The American Society for Radiation Oncology and the American Academy of Family Physicians have both released recommendations on the diagnosis and treatment of prostate cancer as part of the Choosing Wisely campaign.

The American Society for Radiation Oncology (ASTRO) and the American Academy of Family Physicians (AAFP) have both released recommendations on the diagnosis and treatment of prostate cancer as part of the Choosing Wisely campaign.

The AAFP also weighed in on the use of voiding cystourethrogram in febrile pediatric urinary tract infection.

Choosing Wisely, an initiative of the American Board of Internal Medicine Foundation, is designed to encourage clinicians and patients to scale back medical tests and procedures that may be unnecessary and even potentially harmful. The AUA announced its own recommendations earlier this year.

Among ASTRO’s five items for the initiative were these prostate cancer-related recommendations:

  • Don’t initiate management of low-risk prostate cancer without discussing active surveillance. “Shared decision making between the patient and the physician can lead to better alignment of patient goals with treatment and more efficient care delivery,” according to an ASTRO statement.

  • Don’t routinely recommend proton beam therapy for prostate cancer outside of a prospective clinical trial or registry. “There is no clear evidence that proton beam therapy for prostate cancer offers any clinical advantage over other forms of definitive radiation therapy,” ASTRO said.

The AAFP’s most recent group of Choosing Wisely recommendations, its third such list, includes a statement reinforcing the organization’s support of the May 2012 recommendation of the U.S. Preventive Services Task Force against performing PSA-based screening for prostate cancer in asymptomatic men.

“For PSA screening in men without symptoms, the data is extremely clear that the test provides very little benefit for patients, along with a significant risk of harm from the diagnostic procedures and the treatments that are performed," said AAFP President-elect Reid Blackwelder, MD.

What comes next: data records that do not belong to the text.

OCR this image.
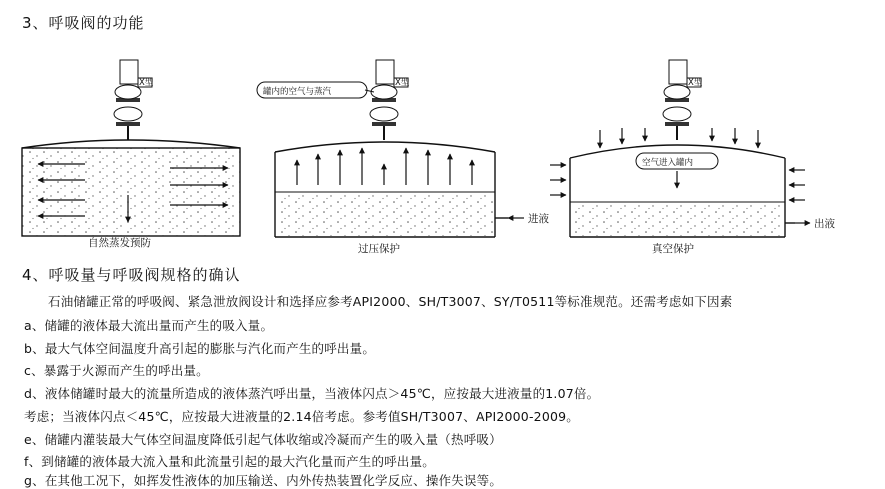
3、呼吸阀的功能
X型
自然蒸发预防
X型
罐内的空气与蒸汽
进液
过压保护
X型
空气进入罐内
出液
真空保护
4、呼吸量与呼吸阀规格的确认
石油储罐正常的呼吸阀、紧急泄放阀设计和选择应参考API2000、SH/T3007、SY/T0511等标准规范。还需考虑如下因素
a、储罐的液体最大流出量而产生的吸入量。
b、最大气体空间温度升高引起的膨胀与汽化而产生的呼出量。
c、暴露于火源而产生的呼出量。
d、液体储罐时最大的流量所造成的液体蒸汽呼出量，当液体闪点＞45℃，应按最大进液量的1.07倍。
考虑；当液体闪点＜45℃，应按最大进液量的2.14倍考虑。参考值SH/T3007、API2000-2009。
e、储罐内灌装最大气体空间温度降低引起气体收缩或冷凝而产生的吸入量（热呼吸）
f、到储罐的液体最大流入量和此流量引起的最大汽化量而产生的呼出量。
g、在其他工况下，如挥发性液体的加压输送、内外传热装置化学反应、操作失误等。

The AAFP also said physicians should not perform voiding cystourethrogram routinely in first febrile urinary tract infection in children aged 2-24 months. “The risks associated with radiation (plus the discomfort and expense of the procedure) outweigh the risk of delaying the detection of the few children with correctable genitourinary abnormalities until their second UTI,” the AAFP said in a statement.